Can you tell? (Textbook Page No. 92)

Why vascular bundles of dicot stem are described as conjoint collateral and open?
Answer:

Vascular bundles of dicot stem are described as conjoint collateral and open because;
1. In dicot stem, the complex tissue is collectively present as neighbours of each other on the same radius in the form of xylem inside and phloem outside. Such type of vascular bundles are called as conjoint and collateral.
2. In dicot stem, a strip of cambium is present between xylem and phloem. Hence, it is called as open vascular bundle.
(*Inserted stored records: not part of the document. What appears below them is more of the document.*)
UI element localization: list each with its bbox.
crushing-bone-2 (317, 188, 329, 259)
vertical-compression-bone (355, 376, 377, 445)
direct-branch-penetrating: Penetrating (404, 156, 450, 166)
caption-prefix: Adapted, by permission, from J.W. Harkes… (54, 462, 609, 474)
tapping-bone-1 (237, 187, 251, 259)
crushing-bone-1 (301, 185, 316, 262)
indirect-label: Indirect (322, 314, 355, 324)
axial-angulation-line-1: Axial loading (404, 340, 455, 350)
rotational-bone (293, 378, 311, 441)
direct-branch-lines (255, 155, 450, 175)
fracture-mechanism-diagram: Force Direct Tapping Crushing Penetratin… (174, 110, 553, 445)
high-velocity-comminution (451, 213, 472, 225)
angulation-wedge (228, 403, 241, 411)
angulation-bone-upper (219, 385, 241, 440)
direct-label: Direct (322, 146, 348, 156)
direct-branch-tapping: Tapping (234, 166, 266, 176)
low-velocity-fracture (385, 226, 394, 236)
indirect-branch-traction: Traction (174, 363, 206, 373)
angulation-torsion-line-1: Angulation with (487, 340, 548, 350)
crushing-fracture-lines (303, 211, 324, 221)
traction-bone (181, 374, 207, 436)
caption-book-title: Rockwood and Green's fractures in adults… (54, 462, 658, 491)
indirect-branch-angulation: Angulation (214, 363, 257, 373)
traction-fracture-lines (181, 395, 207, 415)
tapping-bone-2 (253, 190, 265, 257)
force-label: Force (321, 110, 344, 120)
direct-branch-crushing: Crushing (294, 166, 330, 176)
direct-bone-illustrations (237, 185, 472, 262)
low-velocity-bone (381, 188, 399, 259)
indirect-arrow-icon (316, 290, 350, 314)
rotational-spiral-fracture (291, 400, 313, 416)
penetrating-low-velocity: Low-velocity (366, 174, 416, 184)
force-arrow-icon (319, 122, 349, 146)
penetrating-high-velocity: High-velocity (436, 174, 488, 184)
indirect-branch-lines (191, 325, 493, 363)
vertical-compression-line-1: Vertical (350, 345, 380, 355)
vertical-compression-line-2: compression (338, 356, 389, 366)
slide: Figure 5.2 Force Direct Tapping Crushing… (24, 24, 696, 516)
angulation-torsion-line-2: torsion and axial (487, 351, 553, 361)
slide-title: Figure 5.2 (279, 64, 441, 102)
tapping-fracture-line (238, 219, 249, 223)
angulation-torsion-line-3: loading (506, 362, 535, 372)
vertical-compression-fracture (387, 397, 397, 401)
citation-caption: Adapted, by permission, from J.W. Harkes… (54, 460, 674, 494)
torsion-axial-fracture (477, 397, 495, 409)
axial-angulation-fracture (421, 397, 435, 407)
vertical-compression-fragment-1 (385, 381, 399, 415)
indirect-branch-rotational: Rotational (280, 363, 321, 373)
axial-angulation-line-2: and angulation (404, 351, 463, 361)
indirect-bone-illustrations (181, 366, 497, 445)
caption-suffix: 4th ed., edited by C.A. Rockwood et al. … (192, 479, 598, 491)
Can you tell? (Textbook Page No. 92)

How is the arrangement of vascular bundles in dicot and monocot stem?
Answer:

1. Vascular bundle in dicot stem: Vascular bundles are conjoint, collateral, open, and are arranged in a ring. Each one is composed of xylem, phloem and cambium. Xylem is endarch. A strip of cambium is present between xylem and phloem.
2. Vascular bundle in monocot stem: Vascular bundles are numerous and are scattered in ground tissue. Each vascular bundle is surrounded by a sclerenchymatous bundle sheath. Vascular bundles are conjoint, collateral and cloused (without cambium). Xylem is endarch and shows lysigenous cavity.